Rand was strongly pro-choice, speaking out for abortion rights even before Roe v. Wade. In late middle age, she became enamored of a much younger man and made up her mind to have an affair with him, having duly informed her husband and the younger man's wife in advance. Conservatives don't do things like that—or at least they say they don't.
These weren't the only times Rand took positions that didn't ingratiate her to the right. She was an early opponent of the Vietnam war, once saying, "I am against the war in Vietnam and have been for years. . . . In my view we should fight fascism and communism when they come to this country." During the '60s she declared, "I am an enemy of racism," and advised opponents of school busing, "If you object to sending your children to school with black children, you'll lose for sure because right is on the other side."
If anything, Rand's life ought to ingratiate her to the left. An immigrant woman, she arrived alone and penniless in the United States in 1925. Had she shown up today with the same tale, liberals would give her a driver's license and register her to vote.
But Rand was always impossible to pin down politically. She loathed Dwight Eisenhower, whom she believed lacked conviction. And in 1975 she wrote, "I urge you, as emphatically as I can, not to support the candidacy of Ronald Reagan," primarily on the grounds that he didn't support pure laissez-faire capitalism. But she endorsed Richard Nixon in 1968 because he supported abolition of the military draft.
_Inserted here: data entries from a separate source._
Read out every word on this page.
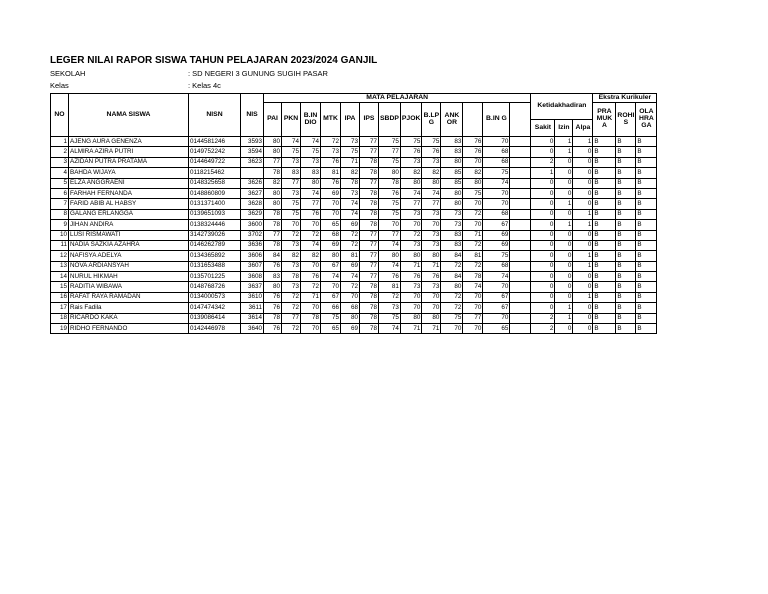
LEGER NILAI RAPOR SISWA TAHUN PELAJARAN 2023/2024 GANJIL
SEKOLAH	: SD NEGERI 3 GUNUNG SUGIH PASAR
Kelas	: Kelas 4c
NO	NAMA SISWA	NISN	NIS	MATA PELAJARAN													Ketidakhadiran			Ekstra Kurikuler		
				PAI	PKN	B.IN DIO	MTK	IPA	IPS	SBDP	PJOK	B.LP G	ANK OR		B.IN G					PRA MUK A	ROHI S	OLA HRA GA
																	Sakit	Izin	Alpa			
1	AJENG AURA GENENZA	0144581246	3593	80	74	74	72	73	77	75	75	75	83	76	70		0	1	1	B	B	B
2	ALMIRA AZIRA PUTRI	0149752242	3594	80	75	75	73	75	77	77	76	76	83	76	68		0	1	0	B	B	B
3	AZIDAN PUTRA PRATAMA	0144649722	3623	77	73	73	76	71	78	75	73	73	80	70	68		2	0	0	B	B	B
4	BAHDA WIJAYA	0118215462		78	83	83	81	82	78	80	82	82	85	82	75		1	0	0	B	B	B
5	ELZA ANGGRAENI	0148325658	3626	82	77	80	76	78	77	78	80	80	85	80	74		0	0	0	B	B	B
6	FARHAH FERNANDA	0148860809	3627	80	73	74	69	73	78	76	74	74	80	75	70		0	0	0	B	B	B
7	FARID ABIB AL HABSY	0131371400	3628	80	75	77	70	74	78	75	77	77	80	70	70		0	1	0	B	B	B
8	GALANG ERLANGGA	0139651093	3629	78	75	76	70	74	78	75	73	73	73	72	68		0	0	1	B	B	B
9	JIHAN ANDIRA	0138324446	3600	78	70	70	65	69	78	70	70	70	73	70	67		0	1	1	B	B	B
10	LUSI RISMAWATI	3142739026	3702	77	72	72	68	72	77	77	72	73	83	71	69		0	0	0	B	B	B
11	NADIA SAZKIA AZAHRA	0146262789	3636	78	73	74	69	72	77	74	73	73	83	72	69		0	0	0	B	B	B
12	NAFISYA ADELYA	0134365892	3606	84	82	82	80	81	77	80	80	80	84	81	75		0	0	1	B	B	B
13	NOVA ARDIANSYAH	0131653488	3607	76	73	70	67	69	77	74	71	71	72	72	68		0	0	1	B	B	B
14	NURUL HIKMAH	0135701225	3608	83	78	76	74	74	77	76	76	76	84	78	74		0	0	0	B	B	B
15	RADITIA WIBAWA	0148768726	3637	80	73	72	70	72	78	81	73	73	80	74	70		0	0	0	B	B	B
16	RAFAT RAYA RAMADAN	0134000573	3610	76	72	71	67	70	78	72	70	70	72	70	67		0	0	1	B	B	B
17	Rais Fadila	0147474342	3611	76	72	70	66	68	78	73	70	70	72	70	67		0	1	0	B	B	B
18	RICARDO KAKA	0139086414	3614	78	77	78	75	80	78	75	80	80	75	77	70		2	1	0	B	B	B
19	RIDHO FERNANDO	0142446978	3640	76	72	70	65	69	78	74	71	71	70	70	65		2	0	0	B	B	B
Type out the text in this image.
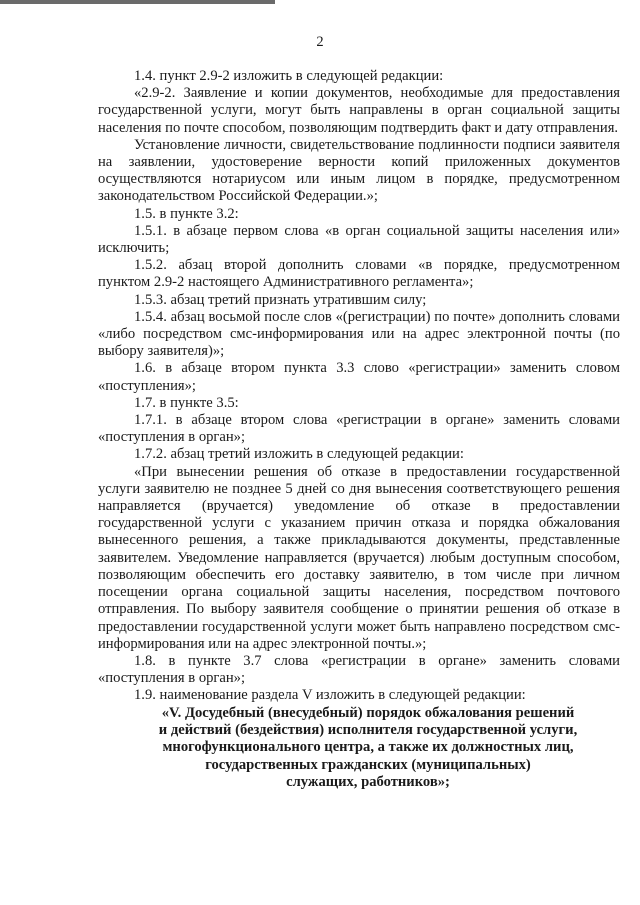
2

1.4. пункт 2.9-2 изложить в следующей редакции:

«2.9-2. Заявление и копии документов, необходимые для предоставления государственной услуги, могут быть направлены в орган социальной защиты населения по почте способом, позволяющим подтвердить факт и дату отправления.

Установление личности, свидетельствование подлинности подписи заявителя на заявлении, удостоверение верности копий приложенных документов осуществляются нотариусом или иным лицом в порядке, предусмотренном законодательством Российской Федерации.»;

1.5. в пункте 3.2:

1.5.1. в абзаце первом слова «в орган социальной защиты населения или» исключить;

1.5.2. абзац второй дополнить словами «в порядке, предусмотренном пунктом 2.9-2 настоящего Административного регламента»;

1.5.3. абзац третий признать утратившим силу;

1.5.4. абзац восьмой после слов «(регистрации) по почте» дополнить словами «либо посредством смс-информирования или на адрес электронной почты (по выбору заявителя)»;

1.6. в абзаце втором пункта 3.3 слово «регистрации» заменить словом «поступления»;

1.7. в пункте 3.5:

1.7.1. в абзаце втором слова «регистрации в органе» заменить словами «поступления в орган»;

1.7.2. абзац третий изложить в следующей редакции:

«При вынесении решения об отказе в предоставлении государственной услуги заявителю не позднее 5 дней со дня вынесения соответствующего решения направляется (вручается) уведомление об отказе в предоставлении государственной услуги с указанием причин отказа и порядка обжалования вынесенного решения, а также прикладываются документы, представленные заявителем. Уведомление направляется (вручается) любым доступным способом, позволяющим обеспечить его доставку заявителю, в том числе при личном посещении органа социальной защиты населения, посредством почтового отправления. По выбору заявителя сообщение о принятии решения об отказе в предоставлении государственной услуги может быть направлено посредством смс-информирования или на адрес электронной почты.»;

1.8. в пункте 3.7 слова «регистрации в органе» заменить словами «поступления в орган»;

1.9. наименование раздела V изложить в следующей редакции:

«V. Досудебный (внесудебный) порядок обжалования решений
и действий (бездействия) исполнителя государственной услуги,
многофункционального центра, а также их должностных лиц,
государственных гражданских (муниципальных)
служащих, работников»;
Rand was especially proud of her protégé Alan Greenspan for serving with Milton Friedman on Nixon's Gates Commission, the findings of which led to today's all-volunteer army.
Rand was not a conservative or a liberal: She was an individualist. "Atlas Shrugged" is, at its heart, a plea for the most fundamental American ideal—the inalienable rights of the individual. On tax day, with our tax dollars going to big government and subsidies for big business, let's remember it's the celebration of individualism that has kept "Atlas Shrugged" among the best-selling novels of all time.